5 Simple & Easy Glute Stretches To Improve Flexibility!

Glute Stretches: The Anatomy Of The Glute

Before we dive into the glute stretches, you should know that the gluteal muscles are comprised into two different groups – Superficial and deep.

    The Superficial layer consists of:
    • Gluteus Maximus
    • Gluteus Medius
    • Gluteus Minimus
    • Tensor of the Fascia Lata
    Deep layer:
    • Piriformis
    • Obturator Internus
    • Superior and Inferior Gemelli
    • Quadratus Femoris

Benefits Of Glute Stretches

Maintaining your flexibility/mobility is very important to keep your body mechanics normal.

When muscles get too tight, it can cause other problems that can lead to injuries.
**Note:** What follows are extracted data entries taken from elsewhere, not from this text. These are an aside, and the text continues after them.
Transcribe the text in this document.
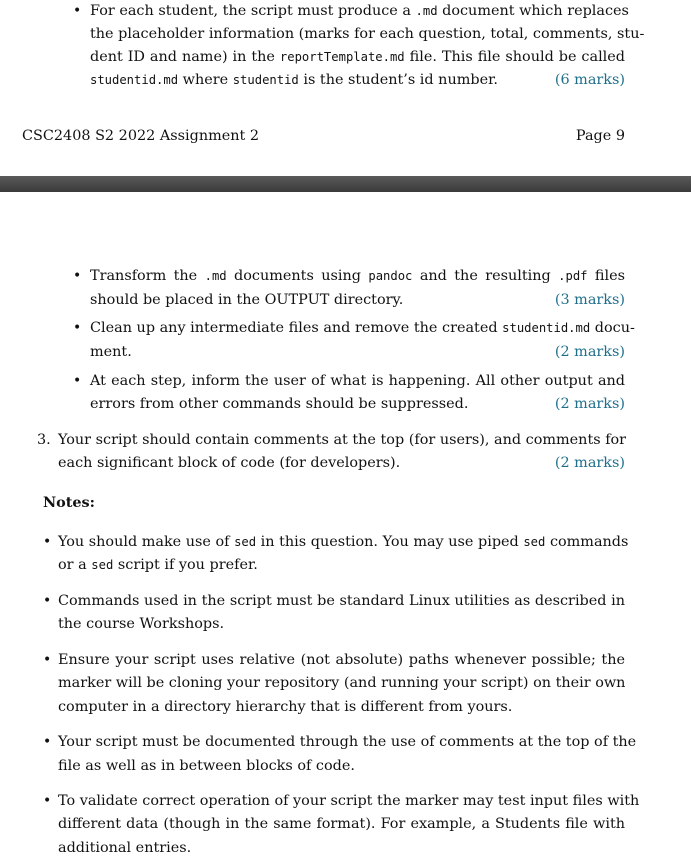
• For each student, the script must produce a .md document which replaces
the placeholder information (marks for each question, total, comments, stu-
dent ID and name) in the reportTemplate.md file. This file should be called
studentid.md where studentid is the student’s id number.	(6 marks)
CSC2408 S2 2022 Assignment 2	Page 9
• Transform the .md documents using pandoc and the resulting .pdf files
should be placed in the OUTPUT directory.	(3 marks)
• Clean up any intermediate files and remove the created studentid.md docu-
ment.	(2 marks)
• At each step, inform the user of what is happening. All other output and
errors from other commands should be suppressed.	(2 marks)
3. Your script should contain comments at the top (for users), and comments for
each significant block of code (for developers).	(2 marks)
Notes:
• You should make use of sed in this question. You may use piped sed commands
or a sed script if you prefer.
• Commands used in the script must be standard Linux utilities as described in
the course Workshops.
• Ensure your script uses relative (not absolute) paths whenever possible; the
marker will be cloning your repository (and running your script) on their own
computer in a directory hierarchy that is different from yours.
• Your script must be documented through the use of comments at the top of the
file as well as in between blocks of code.
• To validate correct operation of your script the marker may test input files with
different data (though in the same format). For example, a Students file with
additional entries.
Glute Stretching Exercises

Long Sitting

  • Sit with your back straight and cross one leg over the other.
  • Hold your knee with the opposite arm and pull your knee across your chest towards the opposite shoulder until you feel a stretch on the outside leg and/or buttock.
  • Hold the stretch for 20-30 seconds.

Figure 4 (Sitting)

  • Sit on a chair.
  • Place one foot over the opposite knee in a figure 4 position.
  • Push on your knee to open the leg and straighten your back while you move your upper body forward until you feel a comfortable stretch in your buttock.
  • Hold the stretch for 20-30 seconds.

Supine Figure 4

  • Lie on your back with your knees bent, place one foot (affected side) over the opposite knee.
  • Grab behind the leg that is on the ground with your hands and pull it toward you until you feel a gentle stretch.
  • Maintain the position and relax.
  • Hold the stretch for 20-30 seconds.
    • NOTE:
    • Push on your knee to increase the stretch.
    • Hook a towel or rope around your leg if you have trouble reaching the back of your leg.

Supine Glute Stretch

  • Lie on your back and lift the affected leg to your chest and grab your knee with the opposite hand.
  • Gently pull your leg across your chest to the opposite shoulder while rotating your leg inward until a stretch is felt deep in the buttocks.
  • Maintain the position and relax.
  • Hold the stretch for 20-30 seconds.

IT Band Stretch

  • Stand and cross one leg in front of the other.
  • Bend forward as far as possible without bending your knees.
  • Slightly turn your body towards the side of the front leg until you feel a stretch on the exterior side of the back leg.
  • Hold the stretch for 20-30 seconds and slowly return to the initial position.